To operate at a wartime footing, we must unleash our innovators—uniformed and civilian, public and private. We are now operating in an era of software-defined warfare, and the Navy is rapidly adopting AI and digital capabilities to increase the lethality and survivability of the Fleet. Unmanned systems that provide mass and flexibility with AI enabled command and control that turn platforms into a coherent Fleet. Private-sector partnership that deliver speed and scale. That is how we translate technology, capital, and partnership into command of the seas. The Fleet gets smarter. The kill chain gets tighter. And the adversary’s problem gets harder. That is how we change the competitive equation and ensure our Sailors and Marines always have an advantage and fight with America at their back. An adversary must believe we can fight, will fight and will win.
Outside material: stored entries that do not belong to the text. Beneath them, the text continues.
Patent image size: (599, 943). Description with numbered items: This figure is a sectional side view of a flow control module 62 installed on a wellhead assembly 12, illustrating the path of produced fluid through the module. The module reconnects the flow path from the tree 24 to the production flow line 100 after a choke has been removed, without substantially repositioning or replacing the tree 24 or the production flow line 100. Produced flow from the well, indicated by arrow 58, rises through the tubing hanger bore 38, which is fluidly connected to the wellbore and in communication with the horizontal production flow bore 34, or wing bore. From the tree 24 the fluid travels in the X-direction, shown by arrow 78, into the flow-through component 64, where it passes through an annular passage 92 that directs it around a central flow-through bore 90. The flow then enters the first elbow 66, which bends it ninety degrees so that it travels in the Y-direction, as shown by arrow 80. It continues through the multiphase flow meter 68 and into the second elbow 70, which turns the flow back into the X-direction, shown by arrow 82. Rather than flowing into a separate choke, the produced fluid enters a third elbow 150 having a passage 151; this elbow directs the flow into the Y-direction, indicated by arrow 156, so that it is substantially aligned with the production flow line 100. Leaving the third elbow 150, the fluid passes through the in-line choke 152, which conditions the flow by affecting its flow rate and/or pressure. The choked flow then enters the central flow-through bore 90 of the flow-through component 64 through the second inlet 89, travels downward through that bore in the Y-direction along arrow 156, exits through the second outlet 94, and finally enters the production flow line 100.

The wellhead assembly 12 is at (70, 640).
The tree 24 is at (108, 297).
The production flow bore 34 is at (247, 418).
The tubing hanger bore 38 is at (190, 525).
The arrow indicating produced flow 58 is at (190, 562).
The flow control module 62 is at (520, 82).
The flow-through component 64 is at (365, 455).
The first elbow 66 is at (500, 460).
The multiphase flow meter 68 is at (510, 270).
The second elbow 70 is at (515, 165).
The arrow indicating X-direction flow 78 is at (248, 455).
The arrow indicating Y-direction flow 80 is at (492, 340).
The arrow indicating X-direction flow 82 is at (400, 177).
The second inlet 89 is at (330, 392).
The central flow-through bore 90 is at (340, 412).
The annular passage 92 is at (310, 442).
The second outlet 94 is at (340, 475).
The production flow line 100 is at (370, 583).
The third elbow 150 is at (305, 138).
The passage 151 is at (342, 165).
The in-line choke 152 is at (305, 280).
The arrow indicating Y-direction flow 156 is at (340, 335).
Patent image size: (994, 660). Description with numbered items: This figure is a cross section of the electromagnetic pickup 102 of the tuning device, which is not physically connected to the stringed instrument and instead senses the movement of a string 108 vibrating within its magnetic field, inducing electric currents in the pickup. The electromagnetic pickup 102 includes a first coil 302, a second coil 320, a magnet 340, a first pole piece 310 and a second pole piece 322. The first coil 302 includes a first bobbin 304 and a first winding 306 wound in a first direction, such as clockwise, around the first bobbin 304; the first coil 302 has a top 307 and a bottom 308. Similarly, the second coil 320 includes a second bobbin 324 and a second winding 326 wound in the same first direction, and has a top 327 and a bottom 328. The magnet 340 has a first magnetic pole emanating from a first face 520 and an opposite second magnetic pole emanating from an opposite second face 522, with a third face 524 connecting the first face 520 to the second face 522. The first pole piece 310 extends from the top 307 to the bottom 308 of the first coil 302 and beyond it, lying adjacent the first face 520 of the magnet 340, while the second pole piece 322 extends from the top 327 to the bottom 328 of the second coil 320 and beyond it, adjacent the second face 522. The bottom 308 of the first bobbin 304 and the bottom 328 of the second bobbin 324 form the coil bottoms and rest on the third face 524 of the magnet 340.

To industry: partner with us and deliver. To Congress: continue to work with us across the aisle to deliver enduring readiness and maritime dominance, because who controls the seas controls the future. This is a bipartisan effort to secure the legislative authorities and appropriations that enable the Warfighting Acquisition System to function at operational speed—expanded flexible multi-year procurement authorities for critical munitions and platform sustainment, guaranteed purchase commitments that justify industry capital investment, and predictable funding streams that allow maritime industrial partners to expand production capacity, modernize facilities, and strengthen supply chain resilience with confidence in sustained demand. To the Department of the Navy: We must execute with urgency and accountability.
We are done with the armchair quarterbacks, good idea fairies, and admiring the problem. As a mentor of mine used to say, ideas are commodities, execution is not.
I’ll close with something personal. A Sailor recently asked me: “Sir, as SECNAV, if you had only one goal, what would it be?” My answer was simple: To ensure there are zero caskets draped in an American flag. Why? That means deterrence worked, we avoided the fight. And I promise you, under President Trump’s leadership, and through the Golden Fleet we are doing everything in our power to make that a reality.
Thank you.
God bless you; God bless the United States of America and God bless the Navy and Marine Corps team that defends her.